# [Solved] Partitiontype 83 vs fd

## snilsson

I have a raid 5 setup and was thinking of replcing the disks with larger ones. When planning what to do I realized that the disks where partitions with partitiontype 83 (Linux). Obviously that is at least ok, I am not letting the kernel automount them anyway. 

But would it be better to use partitiontype fd (Linux raid auto) instead? 

If so can I change the type without major risk/problem?Last edited by snilsson on Fri Feb 05, 2010 2:31 pm; edited 1 time in total

----------

## eccerr0r

It's ok to change it as far as I know, it's just a flag in the partition table and it appears that it's not used when scanning for md disks - I've done this in the past on partitions I forgot to mark as autodetect.  If it works, don't change it.  It's not necessary, mdadm will read superblocks anyway.

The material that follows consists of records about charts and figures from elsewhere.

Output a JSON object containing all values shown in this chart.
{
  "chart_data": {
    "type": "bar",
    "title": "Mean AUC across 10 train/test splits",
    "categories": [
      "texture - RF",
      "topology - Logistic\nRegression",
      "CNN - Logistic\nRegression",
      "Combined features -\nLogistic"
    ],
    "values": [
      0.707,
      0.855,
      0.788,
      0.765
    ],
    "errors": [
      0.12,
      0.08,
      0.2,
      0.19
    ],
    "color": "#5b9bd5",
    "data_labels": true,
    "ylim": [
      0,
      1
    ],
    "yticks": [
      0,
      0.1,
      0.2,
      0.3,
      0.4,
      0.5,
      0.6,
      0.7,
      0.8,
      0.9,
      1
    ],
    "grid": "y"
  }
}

If you want to have it autodetect in the future you might want to change it.

----------

## cyrillic

"type fd" partitions are needed if you want your rootfs to be on the array, and you don't use an initrd to assemble the array.

Since your rootfs is not on the array, the partition type does not matter.

----------

## snilsson

Thanks for the advises, I will leave it at 83 then.

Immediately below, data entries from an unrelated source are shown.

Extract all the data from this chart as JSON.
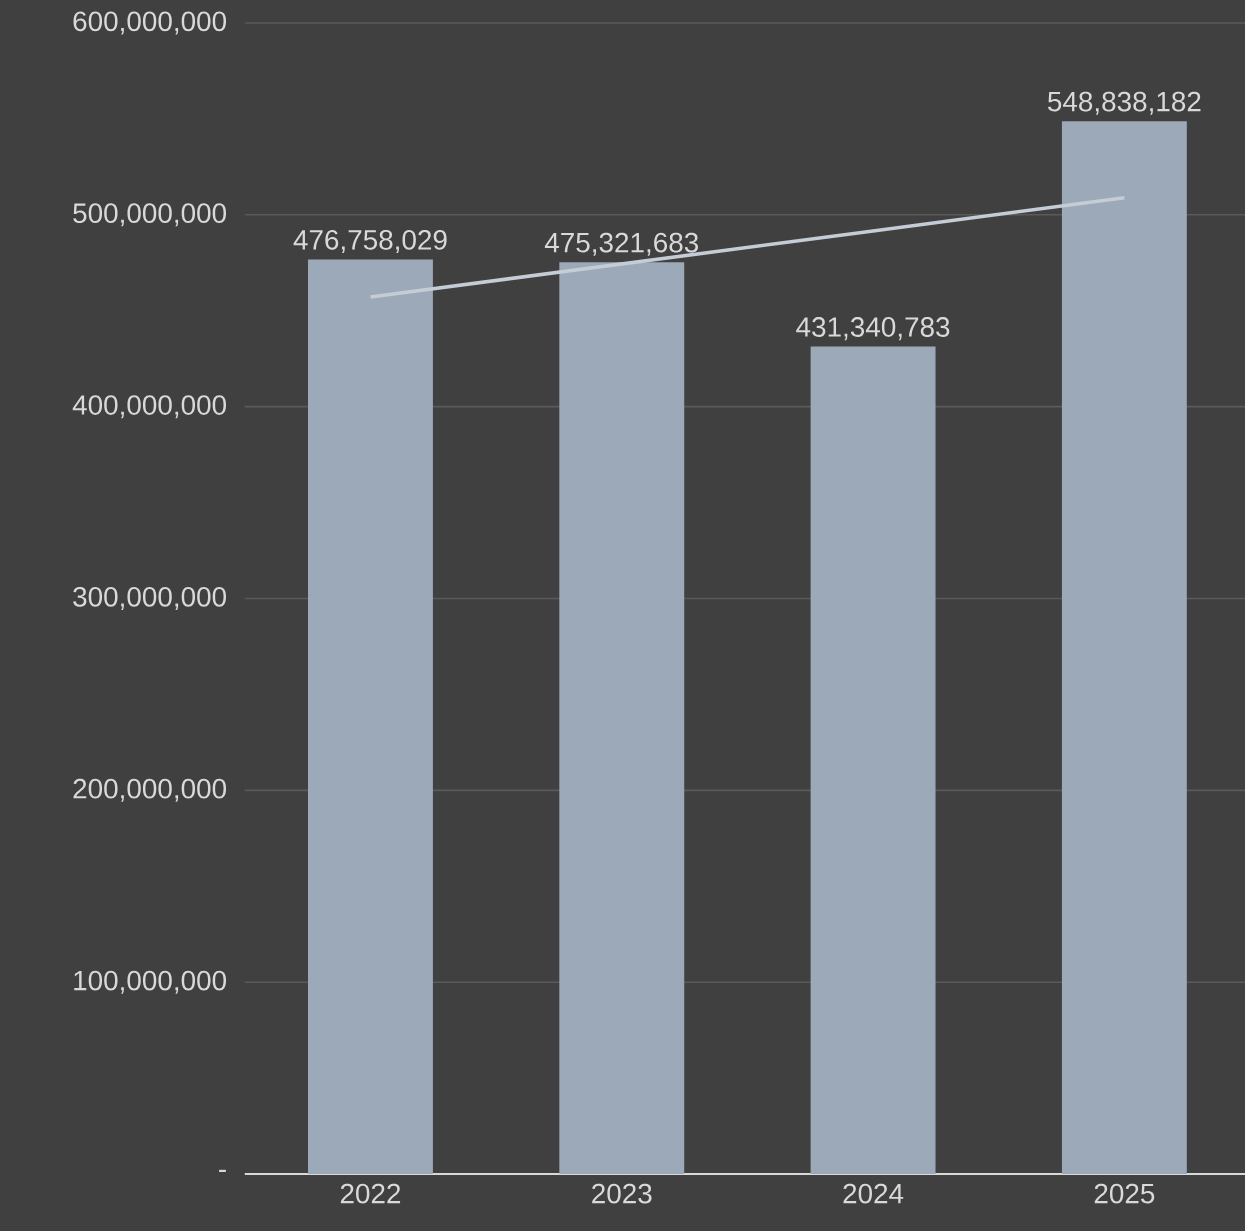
{
  "chart_data": {
    "type": "bar",
    "categories": [
      "2022",
      "2023",
      "2024",
      "2025"
    ],
    "series": [
      {
        "color": "#9ba9b9",
        "values": [
          476758029,
          475321683,
          431340783,
          548838182
        ],
        "value_labels": [
          "476,758,029",
          "475,321,683",
          "431,340,783",
          "548,838,182"
        ]
      },
      {
        "type": "line",
        "color": "#c4ccd6",
        "values": [
          457200000,
          474400000,
          491600000,
          508900000
        ]
      }
    ],
    "ylim": [
      0,
      600000000
    ],
    "yticks": [
      {
        "value": 0,
        "label": "-"
      },
      {
        "value": 100000000,
        "label": "100,000,000"
      },
      {
        "value": 200000000,
        "label": "200,000,000"
      },
      {
        "value": 300000000,
        "label": "300,000,000"
      },
      {
        "value": 400000000,
        "label": "400,000,000"
      },
      {
        "value": 500000000,
        "label": "500,000,000"
      },
      {
        "value": 600000000,
        "label": "600,000,000"
      }
    ],
    "grid": "y"
  }
}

So just to check, the basic procedure of replacing the disks is to add the larger ones one by one and resync the array for each. Then when the HW is in place I can resize the raid partitions or should I make the larger partition before adding the drive to the array.

Or maybe I should simply create a fresh new array with the new discs and just dd the data from the old to the new..

----------